Il s’agit d’une potentielle jolie histoire pour ce monsieur si cette démarche aboutit. Mais ce dont elle témoigne, c’est précisément de l’une des fonctions de la police : éviter que ceux considérés comme indésirables n’entachent certains espaces publics. Cette fonction fait partie de leur routine, tant et si bien que lorsque le curseur se déplace un peu, vers quelque chose de véritablement absurde (mettre une amende à quelqu’un parce qu’il dort dehors), le corps policier dans son ensemble n’est plus en mesure de voir la situation pour ce qu’elle est, et applique, benoîtement, la nouvelle règle.

Maraude qui peut

Tous les jours, ce sont aussi quelques dizaines de travailleurs sociaux qui maraudent dans les rues de Bruxelles. Ils et elles sont en contact avec certaines personnes sans abri, les soutiennent dans des démarches médicales et administratives. Ces travailleurs et travailleuses sont également payé·es par de l’argent public. Parmi ces associations, certaines travaillent dans une démarche de « réduction des risques », c’est-à-dire qu’elles peuvent distribuer à des personnes toxicomanes du matériel pour que ces dernières consomment de façon moins dangereuse (seringues stérilisées, pipes à crack, etc.). Leur action a lieu dans les mêmes espaces, avec les mêmes personnes que celles visées par la police. Le plus souvent, les contacts sont inexistants entre travailleurs sociaux et policiers : conserver la confiance des personnes sans abri nécessite de tenir la police à distance. Peut-être cette distance est-elle également salutaire pour les travailleurs eux-mêmes ? C’est la conclusion à laquelle on serait tenté d’aboutir après l’arrestation de deux travailleur·euses d’une ABSL bruxelloise en novembre 2020 ; arrêtés pour « trouble à l’ordre public » lors d’une intervention policière durant laquelle un habitant de la rue était insulté et menacé de coups [3]. Le lendemain, ces mêmes personnes seront contrôlées par la police, afin d’identifier selon le policier « les travailleurs sociaux coopératifs et surtout ceux qui sont non coopératifs ».

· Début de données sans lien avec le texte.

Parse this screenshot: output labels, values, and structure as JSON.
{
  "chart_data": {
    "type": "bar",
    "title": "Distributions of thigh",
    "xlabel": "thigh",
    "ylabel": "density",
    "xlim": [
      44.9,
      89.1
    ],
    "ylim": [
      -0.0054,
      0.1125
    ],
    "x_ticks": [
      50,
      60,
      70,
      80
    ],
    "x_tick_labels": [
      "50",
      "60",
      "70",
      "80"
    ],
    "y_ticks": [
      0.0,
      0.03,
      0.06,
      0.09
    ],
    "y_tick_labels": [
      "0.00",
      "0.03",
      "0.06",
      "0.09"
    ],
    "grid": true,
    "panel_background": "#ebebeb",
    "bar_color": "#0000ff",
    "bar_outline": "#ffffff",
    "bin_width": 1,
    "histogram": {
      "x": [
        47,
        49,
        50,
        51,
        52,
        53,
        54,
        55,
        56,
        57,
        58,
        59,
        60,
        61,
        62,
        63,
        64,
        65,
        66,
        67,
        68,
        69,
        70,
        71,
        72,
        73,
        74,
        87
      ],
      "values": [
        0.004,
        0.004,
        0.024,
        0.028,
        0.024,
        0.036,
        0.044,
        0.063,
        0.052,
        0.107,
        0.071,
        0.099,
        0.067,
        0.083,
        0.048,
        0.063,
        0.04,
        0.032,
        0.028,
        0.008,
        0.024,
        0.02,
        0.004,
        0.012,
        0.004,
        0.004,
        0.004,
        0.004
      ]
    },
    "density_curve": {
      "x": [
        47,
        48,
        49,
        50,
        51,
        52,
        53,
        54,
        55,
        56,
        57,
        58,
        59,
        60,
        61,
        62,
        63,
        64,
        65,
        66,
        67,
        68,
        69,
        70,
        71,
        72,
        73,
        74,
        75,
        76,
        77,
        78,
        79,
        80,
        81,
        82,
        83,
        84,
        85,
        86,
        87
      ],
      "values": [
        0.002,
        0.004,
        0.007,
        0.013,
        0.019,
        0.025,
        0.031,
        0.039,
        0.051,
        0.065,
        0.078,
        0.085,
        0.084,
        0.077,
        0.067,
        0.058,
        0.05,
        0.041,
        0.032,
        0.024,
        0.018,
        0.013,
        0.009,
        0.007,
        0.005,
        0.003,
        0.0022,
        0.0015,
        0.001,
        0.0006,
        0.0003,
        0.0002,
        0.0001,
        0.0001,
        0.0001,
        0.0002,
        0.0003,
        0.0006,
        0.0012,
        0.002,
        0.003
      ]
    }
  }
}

Ce serait malhonnête de ne pas mentionner qu’il y a une exception aux conclusions posées ci-dessus : une cellule policière à Bruxelles, l’équipe Herscham, qui est spécialisée dans le suivi des dossiers concernant les SDF. Les personnes qui y travaillent adoptent une approche différente du reste du corps policier : une approche calme, humanisante, paternaliste bien sûr, mais qui tient compte dans une certaine mesure des souffrances psychologiques et des réalités vécues par ces gens de la rue. Parce qu’il ne s’agit précisément pas d’une question de personne, mais d’une question de politique, d’une façon de penser la gestion des personnes en rue.

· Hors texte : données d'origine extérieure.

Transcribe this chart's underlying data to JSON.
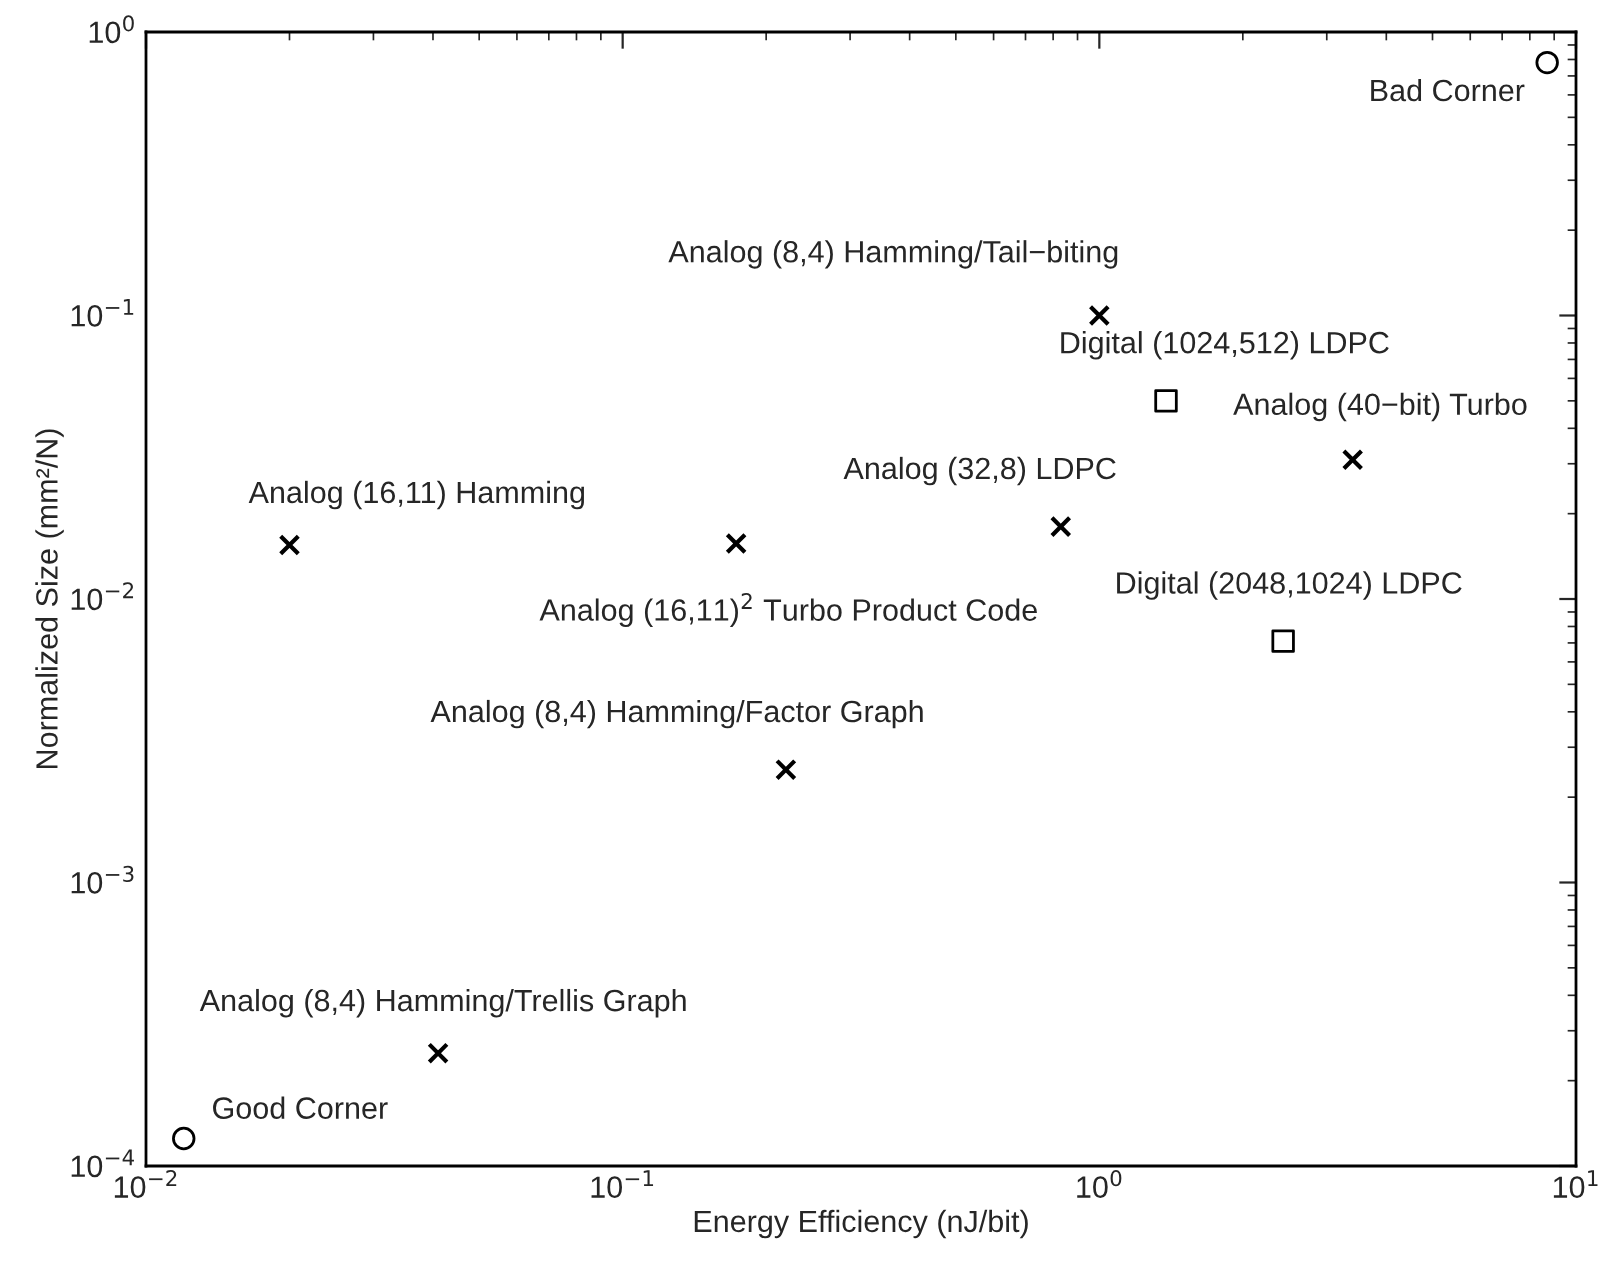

Observer le quartier Chicago, c’est assister à un ballet incessant entre prévention, réduction des risques et répression. Un ensemble de travailleurs aux missions diverses (et souvent contradictoires) qui interroge la cohérence des différentes politiques publiques mises en place. On aurait presque tendance à l’oublier, mais si des personnes dorment en rue, vivent en rue, sont obligées de tout faire dans l’espace public, c’est peut-être simplement parce qu’elles n’ont pas accès à un logement.

En attendant un changement structurel de société, dans laquelle la pauvreté aurait disparu, notre proposition tient en deux points : arrêter le harcèlement des personnes qui dorment en rue, réaliser le droit au logement.

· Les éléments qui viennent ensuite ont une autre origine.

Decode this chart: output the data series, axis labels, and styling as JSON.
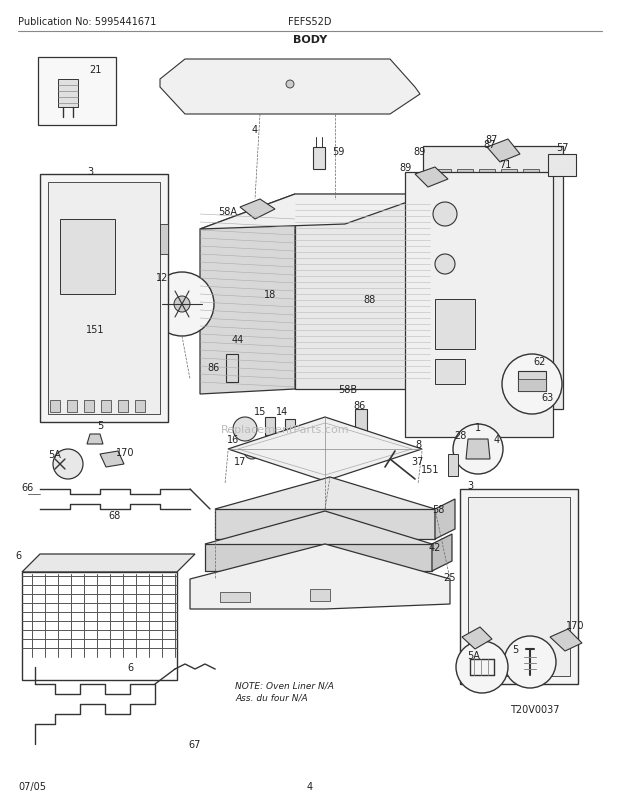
{
  "title": "BODY",
  "pub_no": "Publication No: 5995441671",
  "model": "FEFS52D",
  "date": "07/05",
  "page": "4",
  "diagram_id": "T20V0037",
  "note_line1": "NOTE: Oven Liner N/A",
  "note_line2": "Ass. du four N/A",
  "bg_color": "#ffffff",
  "lc": "#333333",
  "tc": "#222222",
  "wm_color": "#bbbbbb",
  "wm_text": "ReplacementParts.com"
}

[1Les faits et anecdotes rapportés dans le présent article sont issus du vécu du travail d’une des autrices comme éducatrice de rue à Bruxelles entre juin et décembre 2020.

[2« Alcool interdit 24h/24 dans le centre-ville : “on n’avait plus le choix, on veut respirer” », Jennifer Bodereau, 27/09/2020, www.dhnet.be.

[3Voir Les droits menacés des travailleurs sociaux et des habitants de la rue, vidéo du Centre d’action laïque avec Laurent Dumoulin, directeur de l’asbl Diogenes.